YMMV: The Fox and the Hound

  • Adaptation Displacement: Wait... There's a book?
  • Applicability: Two innocent young kids become friends because they're oblivious to how the rest of the world sees them, and then grow up into the roles society expects of them and are torn apart.
  • Moral Event Horizon: Amos Slade comes dangerously close to crossing it when he attempts to shoot Tod after he saved their lives, but manages to avoid it when Copper convinces him that he's not their enemy.
  • Narm: Silly, empty-headed woman! Complete with a make up song.
  • One-Scene Wonder: The bear is onscreen for less than three minutes, but no one who's seen it will forget it any time soon.
  • Padding: The Dinkey and Boomer side-story where they spend their time trying to catch a caterpillar serves no purpose but to add a couple comical scenes for the movie.
  • Sequelitis: About the only two things that save the country western-infested sequel are the Cool Old Lady and Dixie, the latter voiced by Reba McEntire.
  • They Wasted a Perfectly Good Plot: For people who think that Chief should have been Killed Off for Real to make Copper's anger more justified and overall have made the latter half of the movie a lot darker.

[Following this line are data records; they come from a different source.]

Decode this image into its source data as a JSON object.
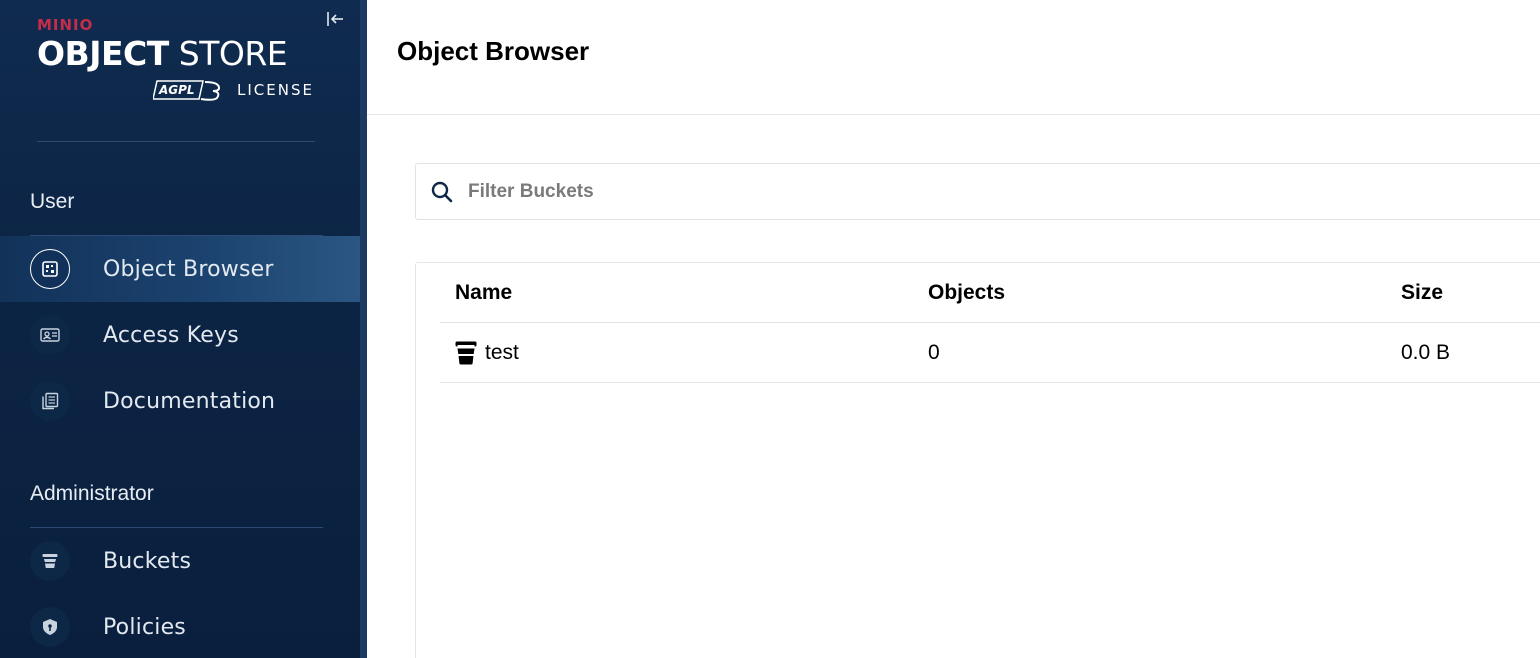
{
  "brand": {
    "company": "MINIO",
    "product_bold": "OBJECT",
    "product_light": " STORE",
    "badge": "AGPLv3",
    "license": "LICENSE"
  },
  "sidebar": {
    "sections": [
      {
        "label": "User",
        "items": [
          {
            "label": "Object Browser",
            "icon": "object-browser-icon",
            "active": true
          },
          {
            "label": "Access Keys",
            "icon": "access-keys-icon",
            "active": false
          },
          {
            "label": "Documentation",
            "icon": "documentation-icon",
            "active": false
          }
        ]
      },
      {
        "label": "Administrator",
        "items": [
          {
            "label": "Buckets",
            "icon": "bucket-icon",
            "active": false
          },
          {
            "label": "Policies",
            "icon": "shield-icon",
            "active": false
          }
        ]
      }
    ]
  },
  "header": {
    "title": "Object Browser"
  },
  "search": {
    "placeholder": "Filter Buckets",
    "value": ""
  },
  "table": {
    "columns": [
      "Name",
      "Objects",
      "Size"
    ],
    "rows": [
      {
        "name": "test",
        "objects": "0",
        "size": "0.0 B"
      }
    ]
  },
  "colors": {
    "sidebar_bg": "#0c2444",
    "brand_red": "#c72c48",
    "active_item": "#1b426e"
  }
}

Apparently, Disney was going to, but decided against it because they thought it'd be too dark.
  • The Woobie: Tod - his mother is killed when he's only a baby, he gets chased and shot at by Chief and Slade, respectively (twice!), his best friend disowns him and wants him dead, his owner drops him off in a wildlife preserve for his own safety leaving him without survival skills and a friend in the world, and on top of it all, his neighbor (the badger) is a complete Jerk Ass to him. Things get a lot better after he meets Vixey, though...then worse...then better.
    • The widow as well - it's made very clear that Tod is her only source of companionship, and that it's just as heartbreaking for her as it is for him, if not more so, when she has to Shoo the Dog to protect him.